The European Commission on Thursday cut its 2016 growth prediction to 1.7% from 1.8% and said Germany, France and Italy — the region’s largest economies — will all perform worse than predicted just three months ago. It sees inflation of just 0.5% this year.
Draghi said the same day that there are “forces in the global economy today that are conspiring to hold inflation down.” Carney referred to an “unforgiving global environment and sustained financial-market turbulence.”
For the ECB, which has a price stability mandate, the challenge is to push inflation back up to its goal of just under 2%. While the rate rose to 0.4% in January — the most in since October 2014 — policy makers expect weaker oil prices to drag it lower again in the coming months.
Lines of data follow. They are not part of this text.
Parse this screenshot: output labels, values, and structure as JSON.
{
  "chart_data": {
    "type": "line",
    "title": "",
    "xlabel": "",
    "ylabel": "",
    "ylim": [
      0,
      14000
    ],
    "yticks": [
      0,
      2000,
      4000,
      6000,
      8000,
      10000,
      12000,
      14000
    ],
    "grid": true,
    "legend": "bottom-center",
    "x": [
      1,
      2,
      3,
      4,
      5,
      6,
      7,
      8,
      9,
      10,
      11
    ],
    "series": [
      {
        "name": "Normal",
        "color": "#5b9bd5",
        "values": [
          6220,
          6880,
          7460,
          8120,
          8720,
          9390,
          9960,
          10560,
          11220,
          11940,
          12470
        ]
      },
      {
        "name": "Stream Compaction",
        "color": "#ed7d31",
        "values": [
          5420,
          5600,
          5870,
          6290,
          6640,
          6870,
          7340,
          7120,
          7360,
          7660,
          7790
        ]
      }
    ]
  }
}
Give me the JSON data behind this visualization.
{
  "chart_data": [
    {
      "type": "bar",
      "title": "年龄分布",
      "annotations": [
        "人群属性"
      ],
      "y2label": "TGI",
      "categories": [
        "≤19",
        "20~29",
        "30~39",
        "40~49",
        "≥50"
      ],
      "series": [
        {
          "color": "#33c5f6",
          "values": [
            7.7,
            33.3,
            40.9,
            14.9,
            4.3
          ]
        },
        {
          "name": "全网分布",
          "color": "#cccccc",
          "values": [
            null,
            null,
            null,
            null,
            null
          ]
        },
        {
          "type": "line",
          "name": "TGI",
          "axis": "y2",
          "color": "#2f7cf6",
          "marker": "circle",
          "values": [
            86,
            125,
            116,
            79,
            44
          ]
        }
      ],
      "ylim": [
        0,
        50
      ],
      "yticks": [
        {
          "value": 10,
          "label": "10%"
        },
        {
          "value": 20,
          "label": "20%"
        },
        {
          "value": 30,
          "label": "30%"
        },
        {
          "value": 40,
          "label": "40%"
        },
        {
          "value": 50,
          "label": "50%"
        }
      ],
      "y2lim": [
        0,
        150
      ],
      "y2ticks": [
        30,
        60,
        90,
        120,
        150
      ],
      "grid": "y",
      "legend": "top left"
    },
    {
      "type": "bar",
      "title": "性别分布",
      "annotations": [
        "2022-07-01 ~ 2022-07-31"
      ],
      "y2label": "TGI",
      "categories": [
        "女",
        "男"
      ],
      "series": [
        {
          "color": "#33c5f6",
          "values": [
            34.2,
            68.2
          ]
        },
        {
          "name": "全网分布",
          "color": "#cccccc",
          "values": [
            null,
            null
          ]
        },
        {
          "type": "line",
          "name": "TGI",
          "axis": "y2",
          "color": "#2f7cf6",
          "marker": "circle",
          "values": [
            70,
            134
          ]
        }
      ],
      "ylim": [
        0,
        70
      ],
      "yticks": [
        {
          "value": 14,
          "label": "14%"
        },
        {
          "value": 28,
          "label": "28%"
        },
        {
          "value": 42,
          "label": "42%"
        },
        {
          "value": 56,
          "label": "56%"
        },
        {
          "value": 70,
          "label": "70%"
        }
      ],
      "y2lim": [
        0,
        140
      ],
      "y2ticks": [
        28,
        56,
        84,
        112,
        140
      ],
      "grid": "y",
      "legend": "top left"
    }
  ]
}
Concerned that inflation expectations could become dislodged, triggering a negative spiral and delayed spending that would cut demand, the ECB’s Governing Council has said it will decide on at its meeting on March 10 whether more needs to be done.
“The eurozone is not immune to financial-market turmoil and weakness elsewhere, with recent numbers proving to be disappointing,” said ING analysts including Mark Cliffe in London.
“At the same time, inflation is likely to be depressed by further declines in energy costs, with the ECB concerned that a prolonged period of negative headline inflation may lead to further drops in inflation expectations.”